DuPontとの合併を発表したIFFが、10%超の暴落・どう対処すべきか?

先の日曜日15日に、International Flavors and Fragrances (IFF)が、DuPontのNutrition & Biosciences部門との合併を発表しました。

https://ir.iff.com/news-releases/news-release-details/iff-merge-duponts-nutrition-biosciences-business

これをうけて、月曜日16日には、IFFの株価が10%以上暴落しています。

上記のニュースリリースによると、合併後の新会社の株式の、44.6%がIFFのホルダーに、残り55.4%がDuPontのホルダーに割り当てられるとのこと。

IFFにとっては、DuPontに飲み込まれるような形の合併になります。

合併の大きな目的は、Beyond Meat (BYND)などに代表される代替肉(Soy proteins)の分野において、味、食感、香りなどにおける両社の技術をあわせて、業界のリーダーシップをとっていくためのようです。

今後ますます生活レベルを上げていく70億の地球上の人類を養うためには、現在の家畜による食肉の供給スタイルが破綻していくことは、誰の目にも明らかでしょう。

牛肉1キログラムを生産するために必要な水の量だけでも、その20,000倍にもなるといわれています。北米地区では、食用の牛が排出する排せつ物による汚染も深刻なようです。
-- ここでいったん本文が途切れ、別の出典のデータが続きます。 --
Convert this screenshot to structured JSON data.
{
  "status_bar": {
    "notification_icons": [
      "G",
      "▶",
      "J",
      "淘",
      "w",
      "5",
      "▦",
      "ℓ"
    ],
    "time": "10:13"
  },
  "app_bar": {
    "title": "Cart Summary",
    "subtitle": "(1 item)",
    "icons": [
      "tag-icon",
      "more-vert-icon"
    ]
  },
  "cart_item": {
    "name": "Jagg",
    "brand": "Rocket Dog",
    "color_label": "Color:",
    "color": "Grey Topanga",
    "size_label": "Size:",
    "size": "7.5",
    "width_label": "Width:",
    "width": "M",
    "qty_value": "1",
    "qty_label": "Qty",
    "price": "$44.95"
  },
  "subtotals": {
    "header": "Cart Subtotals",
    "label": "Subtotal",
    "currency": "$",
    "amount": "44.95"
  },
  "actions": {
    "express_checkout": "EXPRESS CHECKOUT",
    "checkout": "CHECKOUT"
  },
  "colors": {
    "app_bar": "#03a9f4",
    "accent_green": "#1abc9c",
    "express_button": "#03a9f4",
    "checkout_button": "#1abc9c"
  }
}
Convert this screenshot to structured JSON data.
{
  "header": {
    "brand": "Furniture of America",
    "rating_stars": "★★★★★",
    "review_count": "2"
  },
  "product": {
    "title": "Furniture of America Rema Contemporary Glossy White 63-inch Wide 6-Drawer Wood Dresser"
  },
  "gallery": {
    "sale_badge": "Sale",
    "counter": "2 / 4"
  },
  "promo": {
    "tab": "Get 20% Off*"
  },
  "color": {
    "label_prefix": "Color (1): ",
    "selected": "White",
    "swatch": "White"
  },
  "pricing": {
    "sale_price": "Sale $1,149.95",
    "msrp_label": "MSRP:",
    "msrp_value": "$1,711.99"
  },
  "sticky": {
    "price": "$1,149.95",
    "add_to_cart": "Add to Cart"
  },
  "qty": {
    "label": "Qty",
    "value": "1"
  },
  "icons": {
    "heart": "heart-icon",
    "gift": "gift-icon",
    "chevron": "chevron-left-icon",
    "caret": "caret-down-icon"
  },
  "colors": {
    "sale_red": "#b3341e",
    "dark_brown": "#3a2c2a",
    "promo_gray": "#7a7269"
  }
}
食肉のすべてが代替肉に置き換わるわけではないと思いますが、その割合は増えていくであろうと予想しての合併戦略なのでしょう。

問題は、仮に代替肉業界が成長産業であるとして、その成長産業のプレイヤーが必ずしも潤沢な利益を得られるわけではないということです。成長産業はすぐに激しい競争にさらされて、結局誰ももうからなかった、ということになりがちです。

合併した新会社が、そのような競争の激しい業界において、「どの生産業者も、 味、香り、食感 といった製品に欠かせない機能を得るために、必ずその企業の製品を扱わなければならない存在」になることができれば、従来のIFFの事業と同様に、ニッチな独占者の立場を保持することができるでしょう。

本当にそうなるかどうか、しばらく同社からは目が離せそうにありません。